In the mid-1400s during the reign of Edward IV, the laws were very clear about who was allowed to wear what colors and fabrics. Wearing purple silk, sable fur, and cloth of gold were restricted to those of the rank knight, lord, or higher. In 1520, there was a summit between Henry VIII of England and Francis I of France. The two men tried to outdress each other, and there was such a show of gold and opulence that lasted 18 days. The site became known as the Field of the Cloth of Gold. The event was designed to allow the two men to bond their two nations but instead turned into each king showing off his wealth and power.


Present-day India still has mills that make cloth of gold. It is time-consuming and expensive. In addition to the cloth of gold, they also produce the yarn and use it for embroidery. Lavish borders on saris are commonly embroidered in this technique. Most people who want gold fabrics use other methods such as lamé, which is a fabric with a metallic fiber, or dye a fabric the color they are searching for. In present-day fabric stores, it is possible to find synthetic fabrics that have the sheen of cloth of gold.


Prior to synthetic dyes, saffron was used to achieve a rich yellow gold color. This color was reserved for royalty and was also used for the religious robes of Buddhist monks in China and India. The saffron stamen comes from the center of the crocus flower. Each flower produces three stamens. The flowers are ready for harvest for one week and must be harvested by hand early in the day before the blooms open. Saffron is currently the world’s most expensive spice at about $20,000.00 a kilogram.

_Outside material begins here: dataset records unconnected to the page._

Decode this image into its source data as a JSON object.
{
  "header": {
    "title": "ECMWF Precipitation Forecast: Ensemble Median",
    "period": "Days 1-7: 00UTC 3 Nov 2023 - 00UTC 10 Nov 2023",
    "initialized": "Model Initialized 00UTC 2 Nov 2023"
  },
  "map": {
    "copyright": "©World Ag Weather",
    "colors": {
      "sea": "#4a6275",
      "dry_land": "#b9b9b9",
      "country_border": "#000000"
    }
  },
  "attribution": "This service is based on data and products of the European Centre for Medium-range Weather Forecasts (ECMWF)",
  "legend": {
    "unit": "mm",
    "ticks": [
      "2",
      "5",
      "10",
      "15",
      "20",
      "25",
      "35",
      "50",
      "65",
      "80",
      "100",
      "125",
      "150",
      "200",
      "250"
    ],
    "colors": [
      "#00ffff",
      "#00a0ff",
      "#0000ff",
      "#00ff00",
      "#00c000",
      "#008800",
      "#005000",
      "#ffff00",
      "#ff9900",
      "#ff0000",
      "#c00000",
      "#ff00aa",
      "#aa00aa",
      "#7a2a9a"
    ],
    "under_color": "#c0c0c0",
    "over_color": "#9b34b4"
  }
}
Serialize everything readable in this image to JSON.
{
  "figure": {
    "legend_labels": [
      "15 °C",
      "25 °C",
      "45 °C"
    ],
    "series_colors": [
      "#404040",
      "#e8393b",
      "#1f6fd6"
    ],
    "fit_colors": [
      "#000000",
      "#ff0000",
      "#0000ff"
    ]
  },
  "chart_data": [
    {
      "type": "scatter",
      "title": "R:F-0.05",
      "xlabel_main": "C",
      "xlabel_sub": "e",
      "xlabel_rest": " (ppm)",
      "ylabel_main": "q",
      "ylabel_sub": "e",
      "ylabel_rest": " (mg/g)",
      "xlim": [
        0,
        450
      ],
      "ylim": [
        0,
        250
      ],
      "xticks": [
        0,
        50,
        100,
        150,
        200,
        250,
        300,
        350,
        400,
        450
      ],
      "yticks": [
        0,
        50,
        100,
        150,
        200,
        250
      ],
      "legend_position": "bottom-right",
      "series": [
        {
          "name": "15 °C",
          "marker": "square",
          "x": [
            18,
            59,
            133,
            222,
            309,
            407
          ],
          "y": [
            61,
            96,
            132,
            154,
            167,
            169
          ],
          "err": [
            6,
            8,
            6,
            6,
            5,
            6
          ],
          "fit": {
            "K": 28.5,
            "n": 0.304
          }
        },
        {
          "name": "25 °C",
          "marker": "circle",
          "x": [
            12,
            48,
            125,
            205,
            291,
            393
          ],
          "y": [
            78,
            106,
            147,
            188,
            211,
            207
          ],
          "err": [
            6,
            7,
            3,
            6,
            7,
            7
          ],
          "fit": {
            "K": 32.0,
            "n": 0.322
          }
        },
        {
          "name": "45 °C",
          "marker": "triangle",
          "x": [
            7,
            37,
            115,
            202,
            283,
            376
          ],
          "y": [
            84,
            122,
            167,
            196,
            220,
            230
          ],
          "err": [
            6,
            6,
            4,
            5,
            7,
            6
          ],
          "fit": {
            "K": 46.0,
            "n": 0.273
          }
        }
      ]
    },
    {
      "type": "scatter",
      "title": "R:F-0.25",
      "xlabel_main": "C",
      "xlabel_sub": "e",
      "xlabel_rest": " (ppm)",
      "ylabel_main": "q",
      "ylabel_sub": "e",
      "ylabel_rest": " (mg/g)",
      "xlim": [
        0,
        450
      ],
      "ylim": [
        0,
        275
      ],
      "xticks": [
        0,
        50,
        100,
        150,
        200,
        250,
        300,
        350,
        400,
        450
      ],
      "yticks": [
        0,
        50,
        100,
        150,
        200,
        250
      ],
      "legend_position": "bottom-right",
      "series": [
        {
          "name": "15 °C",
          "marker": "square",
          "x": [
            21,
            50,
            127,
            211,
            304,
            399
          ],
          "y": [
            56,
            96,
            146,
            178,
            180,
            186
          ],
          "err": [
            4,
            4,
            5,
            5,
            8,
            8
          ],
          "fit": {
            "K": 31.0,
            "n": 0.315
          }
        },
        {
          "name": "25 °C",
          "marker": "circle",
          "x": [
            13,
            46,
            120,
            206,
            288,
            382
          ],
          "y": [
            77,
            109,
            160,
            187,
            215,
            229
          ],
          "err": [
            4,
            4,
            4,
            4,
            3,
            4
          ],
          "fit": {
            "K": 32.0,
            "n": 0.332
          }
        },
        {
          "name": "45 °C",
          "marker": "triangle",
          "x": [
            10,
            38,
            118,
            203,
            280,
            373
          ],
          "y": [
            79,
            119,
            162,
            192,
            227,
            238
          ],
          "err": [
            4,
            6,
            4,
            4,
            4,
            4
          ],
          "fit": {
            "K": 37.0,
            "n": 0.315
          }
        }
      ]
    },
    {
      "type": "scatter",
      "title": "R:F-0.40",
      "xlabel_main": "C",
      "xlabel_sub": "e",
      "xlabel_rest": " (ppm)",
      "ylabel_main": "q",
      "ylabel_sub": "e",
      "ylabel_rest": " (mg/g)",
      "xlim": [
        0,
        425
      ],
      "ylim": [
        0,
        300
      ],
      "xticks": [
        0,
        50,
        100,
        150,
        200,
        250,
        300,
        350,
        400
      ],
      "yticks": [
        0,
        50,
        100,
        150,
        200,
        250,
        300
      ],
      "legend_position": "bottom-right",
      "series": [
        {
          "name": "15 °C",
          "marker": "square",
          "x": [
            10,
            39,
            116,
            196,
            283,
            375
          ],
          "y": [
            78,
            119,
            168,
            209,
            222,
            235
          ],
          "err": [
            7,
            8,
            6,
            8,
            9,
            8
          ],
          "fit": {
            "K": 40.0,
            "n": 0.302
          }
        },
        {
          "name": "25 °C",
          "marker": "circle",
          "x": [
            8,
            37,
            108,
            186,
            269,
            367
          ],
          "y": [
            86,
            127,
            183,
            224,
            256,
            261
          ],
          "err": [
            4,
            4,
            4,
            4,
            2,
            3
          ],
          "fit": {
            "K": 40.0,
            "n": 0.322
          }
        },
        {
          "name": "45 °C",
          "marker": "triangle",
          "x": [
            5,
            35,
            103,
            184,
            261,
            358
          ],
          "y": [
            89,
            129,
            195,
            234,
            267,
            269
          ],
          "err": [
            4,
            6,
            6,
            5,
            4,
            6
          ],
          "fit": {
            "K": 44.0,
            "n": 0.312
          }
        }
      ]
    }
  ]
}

Due to the labor and expense, other natural dyes have been used to create gold fabric. Some of the more popular being turmeric, marigold, and Queen Anne’s Lace. All of these produced lovely shades of golden fabrics.



The textured velvet in honey gold is a way to add warmth and elegance to your home. We like to say that this is the goldilocks of fabric, not too shiny and not too matte. Honey Gold is a neutral color, so if you are starting from scratch, it is a great building block for designing your perfect space.